DuPont will extend its project-based, milestone-driven innovation processes beyond its research & development organization to accelerate new product introduction.  During the past four years, DuPont has nearly doubled its patent filings and new product launches, and has increased by half its revenue from new products to more than $7.5 billion.  DuPont has introduced over 900 new products in the first three quarters of 2005, compared to 800 for all of 2004.  For 2006, innovation resources will be directed to projects that can achieve faster business payoff such as building innovations for energy efficiency; alternative energy technologies; electronic materials and components; agricultural biotechnology, and; biomaterials/bio-fuels.   Innovation expenses in many remaining areas will be constrained. Chief Science and Technology Officer Tom Connelly will manage the process.

Bio-Based Materials Expansion

Global increases in energy costs over the past year have significantly increased the value of DuPont’s Bio-Based Materials portfolio.  Just one example of the opportunity is Bio-PDO™, a key ingredient in DuPont™ Sorona®. Bio-PDO™ is scheduled to start production the second quarter of 2006 through a joint venture with UK-based Tate & Lyle.  To capitalize fully on its potential, Bio-Based Materials will be elevated to a Corporate Technology Platform, where it will be appropriately resourced and aggressively leveraged across the company’s five growth platforms.  Bio-Based Materials Vice President and General Manager John Ranieri will continue to manage this effort.

Share Repurchase

To complement these actions with near-term value enhancement for shareholders, and to underscore the company's confidence that it will succeed in its initiatives, DuPont will further leverage the strength of its balance sheet by financing a $5 billion share repurchase program.  The company has entered into a $3 billion "Accelerated Share Repurchase" agreement with Goldman, Sachs & Co. that will begin immediately.  Under the agreement, DuPont will purchase from Goldman Sachs 75,719,334 shares of DuPont common stock on Oct. 27, 2005, at a price per share of $39.62, with Goldman Sachs purchasing an equivalent number of shares in the open market over the next nine months.  At the end of this period, DuPont may receive from or be required to pay to Goldman Sachs a price adjustment based upon the volume weighted average price of DuPont shares during this period.  For the earnings per share calculation, DuPont will have 75,719,334 fewer shares outstanding immediately following the Oct. 27 purchase.  DuPont intends to execute the remaining $2 billion repurchase over the 12 months following the completion of the Accelerated Share Repurchase program in mid-2006, consistent with DuPont's financial discipline principles.

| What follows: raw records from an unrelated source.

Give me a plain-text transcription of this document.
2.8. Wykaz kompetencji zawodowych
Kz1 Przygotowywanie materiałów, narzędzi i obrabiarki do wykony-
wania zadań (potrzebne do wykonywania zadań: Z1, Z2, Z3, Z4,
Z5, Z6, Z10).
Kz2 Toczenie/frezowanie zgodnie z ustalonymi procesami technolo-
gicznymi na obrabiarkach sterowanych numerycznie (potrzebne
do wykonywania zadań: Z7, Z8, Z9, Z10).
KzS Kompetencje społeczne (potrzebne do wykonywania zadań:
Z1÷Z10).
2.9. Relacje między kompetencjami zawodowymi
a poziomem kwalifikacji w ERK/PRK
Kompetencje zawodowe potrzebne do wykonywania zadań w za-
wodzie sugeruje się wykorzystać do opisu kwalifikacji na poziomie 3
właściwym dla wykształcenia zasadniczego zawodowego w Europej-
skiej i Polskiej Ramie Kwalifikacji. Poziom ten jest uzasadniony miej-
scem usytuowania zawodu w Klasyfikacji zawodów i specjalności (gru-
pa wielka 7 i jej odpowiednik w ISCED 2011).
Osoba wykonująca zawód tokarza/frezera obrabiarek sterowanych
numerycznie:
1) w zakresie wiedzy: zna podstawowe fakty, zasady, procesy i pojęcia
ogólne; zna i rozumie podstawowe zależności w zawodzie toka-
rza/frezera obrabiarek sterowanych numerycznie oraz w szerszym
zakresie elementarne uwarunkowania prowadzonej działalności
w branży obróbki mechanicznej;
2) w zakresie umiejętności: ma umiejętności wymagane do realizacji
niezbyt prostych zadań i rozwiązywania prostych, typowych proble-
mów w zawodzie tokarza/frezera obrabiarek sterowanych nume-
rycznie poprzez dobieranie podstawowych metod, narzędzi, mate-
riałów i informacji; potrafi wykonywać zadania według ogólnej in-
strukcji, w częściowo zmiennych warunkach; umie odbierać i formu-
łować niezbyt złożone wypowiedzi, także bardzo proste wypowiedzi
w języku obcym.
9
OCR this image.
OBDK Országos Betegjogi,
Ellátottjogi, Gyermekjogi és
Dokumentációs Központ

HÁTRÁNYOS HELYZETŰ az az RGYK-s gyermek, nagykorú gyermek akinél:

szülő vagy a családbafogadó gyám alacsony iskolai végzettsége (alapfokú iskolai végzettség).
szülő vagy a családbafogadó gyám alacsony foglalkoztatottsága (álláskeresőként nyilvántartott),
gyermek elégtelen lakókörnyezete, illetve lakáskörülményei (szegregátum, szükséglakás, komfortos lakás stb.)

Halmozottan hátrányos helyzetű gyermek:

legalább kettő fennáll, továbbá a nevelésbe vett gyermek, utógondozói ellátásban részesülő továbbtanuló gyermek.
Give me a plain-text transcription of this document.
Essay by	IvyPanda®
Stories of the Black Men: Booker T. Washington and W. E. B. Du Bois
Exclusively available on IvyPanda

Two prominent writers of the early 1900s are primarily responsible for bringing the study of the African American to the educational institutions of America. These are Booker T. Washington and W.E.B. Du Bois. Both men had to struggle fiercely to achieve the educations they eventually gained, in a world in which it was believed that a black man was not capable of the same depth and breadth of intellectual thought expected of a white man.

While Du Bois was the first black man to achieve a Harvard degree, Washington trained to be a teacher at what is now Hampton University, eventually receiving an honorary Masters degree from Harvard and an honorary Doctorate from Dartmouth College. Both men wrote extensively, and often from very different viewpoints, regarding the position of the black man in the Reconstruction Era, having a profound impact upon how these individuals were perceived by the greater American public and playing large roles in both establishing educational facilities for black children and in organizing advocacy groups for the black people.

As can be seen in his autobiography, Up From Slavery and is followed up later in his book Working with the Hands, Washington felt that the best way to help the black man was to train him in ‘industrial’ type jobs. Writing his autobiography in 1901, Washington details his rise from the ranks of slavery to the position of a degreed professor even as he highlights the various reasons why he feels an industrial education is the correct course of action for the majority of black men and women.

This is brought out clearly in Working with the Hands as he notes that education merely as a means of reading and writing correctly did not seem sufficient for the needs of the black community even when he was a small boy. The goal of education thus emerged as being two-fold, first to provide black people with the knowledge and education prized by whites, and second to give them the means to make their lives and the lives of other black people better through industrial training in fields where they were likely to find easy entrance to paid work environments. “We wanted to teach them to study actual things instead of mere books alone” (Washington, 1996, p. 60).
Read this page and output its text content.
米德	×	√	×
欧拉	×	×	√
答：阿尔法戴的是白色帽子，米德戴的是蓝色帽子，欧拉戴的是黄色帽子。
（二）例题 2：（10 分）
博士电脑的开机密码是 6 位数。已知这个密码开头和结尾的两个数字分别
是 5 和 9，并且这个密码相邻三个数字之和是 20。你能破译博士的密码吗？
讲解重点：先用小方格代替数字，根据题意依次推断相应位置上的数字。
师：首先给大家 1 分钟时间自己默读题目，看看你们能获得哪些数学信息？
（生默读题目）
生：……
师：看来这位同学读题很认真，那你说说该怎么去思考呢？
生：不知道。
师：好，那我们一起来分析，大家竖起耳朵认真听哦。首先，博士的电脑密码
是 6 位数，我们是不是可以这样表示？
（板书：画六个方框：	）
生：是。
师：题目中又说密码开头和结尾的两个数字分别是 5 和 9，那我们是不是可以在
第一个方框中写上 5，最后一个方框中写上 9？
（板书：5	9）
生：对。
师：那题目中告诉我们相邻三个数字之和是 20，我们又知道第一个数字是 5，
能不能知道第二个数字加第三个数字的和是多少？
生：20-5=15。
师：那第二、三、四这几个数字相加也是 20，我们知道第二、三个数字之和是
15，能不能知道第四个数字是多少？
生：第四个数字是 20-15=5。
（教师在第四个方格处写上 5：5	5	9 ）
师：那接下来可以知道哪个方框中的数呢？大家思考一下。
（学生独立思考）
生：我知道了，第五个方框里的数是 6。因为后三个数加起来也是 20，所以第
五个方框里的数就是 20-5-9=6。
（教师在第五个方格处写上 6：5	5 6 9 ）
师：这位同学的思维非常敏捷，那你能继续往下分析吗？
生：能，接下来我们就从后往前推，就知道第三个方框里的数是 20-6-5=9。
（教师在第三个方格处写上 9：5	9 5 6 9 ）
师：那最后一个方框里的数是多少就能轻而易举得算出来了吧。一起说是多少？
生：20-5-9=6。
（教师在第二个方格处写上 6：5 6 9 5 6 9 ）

"We are confident the actions we announced today will create value for our customers and shareholders both in the near and longer term," Chad said. "The share buyback program puts our financial strength to work to ensure our shareholders begin to realize that significant value now, and to demonstrate our confidence that we will successfully accelerate our growth and productivity strategies."

In a letter to employees, DuPont Chairman and CEO explained the share repurchase program: "Because we are confident in the future growth of our company, today we announced that we are ‘buying DuPont’ – initiating a $5 billion share repurchase program that is an investment in the growth and future of DuPont."

"This amounts to approximately 13 percent of our company’s shares. The Board of Directors approved the first $3 billion of the repurchase to begin immediately, with the remaining $2 billion to take place in the months ahead. We have many choices where to invest our cash – and our choice is DuPont," Chad said.